One of the first Minnesotans to take advantage of that was Brian Vetter, a farmer from near Kasota in Blue Earth County.
Vetter said he lives in a rural area with about 15 houses in close proximity, and wondered why the group couldn't band together to generate its own power.
"I thought if I put up enough solar we could all get power off it," he said. One of his neighbors had lived on the East Coast and gave a favorable report of solar energy. "That's where the whole idea blossomed. I thought, I'm game for giving it a try."
Each of the six subscribers on that original 9.4 KW community solar garden saves about 10 percent on their bills, he said.
Since then, he's added a second 9.4 KW residential system with subscribers near his father's home, and a 3 MW utility-scale system on 15 acres.
Like other landowners with major solar projects, he heard the usual complaints, but worked with his neighbors, accommodating their concerns with a fence and trees to screen the array.
Vetter understands that some farmers cringe at the idea of taking acres out of production and turning them over to solar.
Kaehler said solar power generation could easily slide into the million or so acres of Conservation Reserve Program land, land being replanted with native grasses, to serve a dual purpose.
Vetter's own large array was placed on a hilly area with clay soil that's less suitable for row crops.
"If I had my druthers about it, I'm not in favor of taking productive ag land off the line," he said. "The rate of return on the property was quite a bit better than the return to raise corn or soybeans."
Year by year, solar is becoming a shining star in energy production
In 1993, 10 kilowatts of solar power helped light the state of Minnesota.
That's enough power to run roughly one home, provided everyone turns off the lights when they leave the room.
Over the succeeding two decades, the state didn't add much solar-generated electricity to its portfolio. In fact, it would take another 15 years to top a megawatt – considered to be utility-scale today – in Minnesota.
Last year, Minnesota added 140 megawatts of solar power – so far the peak year was 2017 when 403 MWac was added to the grid – bringing the state's total up to 1,200 MWac on the grid, according to the Minnesota Department of Commerce. And while the industry has throttled down after the peak in 2017, experts expect to see a lot more solar power coming to an open, sunny field near you.
Right now, only 3.1 percent of Minnesota's electricity generation comes from solar arrays. But as recently as 2015, that number was only 0.005 percent, meaning in five years the amount grew by a factor of 620.
Louise Miltich, planning director for Energy Environmental Review and Analysis at the Minnesota Department of Commerce, said, "Our group is preparing to see a lot more large solar projects coming in the door."
Peter Teigland, a policy associate with Minnesota Solar Energy Industries Association, said the growth is like a snowball rolling down the hill, picking up speed and power along the way.
For example, as more and more solar systems are purchased, the cost of producing solar panels will decline, he said.

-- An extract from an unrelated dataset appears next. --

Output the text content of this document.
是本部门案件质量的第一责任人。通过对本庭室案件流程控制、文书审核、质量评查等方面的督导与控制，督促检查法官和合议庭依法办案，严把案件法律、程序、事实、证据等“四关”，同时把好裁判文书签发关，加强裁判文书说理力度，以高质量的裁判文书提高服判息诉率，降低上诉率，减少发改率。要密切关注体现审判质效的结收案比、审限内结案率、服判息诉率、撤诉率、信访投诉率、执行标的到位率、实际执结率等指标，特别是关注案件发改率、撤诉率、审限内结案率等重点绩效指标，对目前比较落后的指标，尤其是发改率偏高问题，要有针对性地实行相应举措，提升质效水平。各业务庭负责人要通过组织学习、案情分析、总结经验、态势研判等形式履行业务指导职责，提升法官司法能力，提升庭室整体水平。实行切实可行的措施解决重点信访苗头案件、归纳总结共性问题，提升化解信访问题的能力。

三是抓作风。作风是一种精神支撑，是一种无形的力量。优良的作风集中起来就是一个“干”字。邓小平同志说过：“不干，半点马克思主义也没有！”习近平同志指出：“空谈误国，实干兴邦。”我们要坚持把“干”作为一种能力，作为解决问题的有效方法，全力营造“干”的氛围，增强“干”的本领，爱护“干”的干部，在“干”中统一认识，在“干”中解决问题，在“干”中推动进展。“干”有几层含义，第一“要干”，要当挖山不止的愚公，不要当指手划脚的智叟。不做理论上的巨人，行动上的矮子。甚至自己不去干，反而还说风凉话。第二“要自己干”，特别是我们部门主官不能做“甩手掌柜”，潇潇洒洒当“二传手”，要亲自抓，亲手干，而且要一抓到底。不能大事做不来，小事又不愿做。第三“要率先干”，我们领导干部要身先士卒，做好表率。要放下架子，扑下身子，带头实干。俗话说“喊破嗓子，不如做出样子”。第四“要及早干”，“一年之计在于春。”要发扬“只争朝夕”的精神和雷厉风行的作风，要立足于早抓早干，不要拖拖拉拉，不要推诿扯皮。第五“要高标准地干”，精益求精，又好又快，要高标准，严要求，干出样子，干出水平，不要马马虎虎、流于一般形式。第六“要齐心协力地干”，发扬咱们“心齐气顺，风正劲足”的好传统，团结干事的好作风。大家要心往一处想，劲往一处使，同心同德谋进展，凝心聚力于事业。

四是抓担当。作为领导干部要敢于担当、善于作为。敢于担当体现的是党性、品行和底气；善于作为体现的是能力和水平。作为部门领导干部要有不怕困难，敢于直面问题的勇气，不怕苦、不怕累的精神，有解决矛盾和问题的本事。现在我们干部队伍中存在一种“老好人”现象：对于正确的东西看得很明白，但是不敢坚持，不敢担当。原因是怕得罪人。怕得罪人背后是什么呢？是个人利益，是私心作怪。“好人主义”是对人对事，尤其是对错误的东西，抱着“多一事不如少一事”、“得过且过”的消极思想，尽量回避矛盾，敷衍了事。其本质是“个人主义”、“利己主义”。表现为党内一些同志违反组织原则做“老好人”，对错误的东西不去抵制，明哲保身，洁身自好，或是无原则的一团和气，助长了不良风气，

That makes solar energy even more affordable, meaning more can be purchased, driving the cost down again and again.
Teigland said cost and good policy are big factors behind the explosion of solar energy in Minnesota.
Policies include the community solar garden legislation passed in 2013 that allowed communal solar systems not directly attached to a home to sell their power back to a utility at a dollar-for-dollar rate, meaning people investing in solar arrays could see offsets on their utility bills.
As for cost, the increased efficiency of solar panels means that for a similar investment, arrays are pumping out more juice, making them more profitable for investors.
Solar, which is an example of distributive power generation, meaning lots of small power generation sites rather than one big one like a coal plant, also helps power companies financially, he said. Distributive generation means less loss of power through heating of power lines over long transmission routes. This means lines wear out more slowly, leading to less maintenance, he added.
Finally, Teigland said, there are some communal aspects of the solar boom.
"Solar is kind of contagious," he said. "When your neighbors see solar on your roof, they ask questions about it."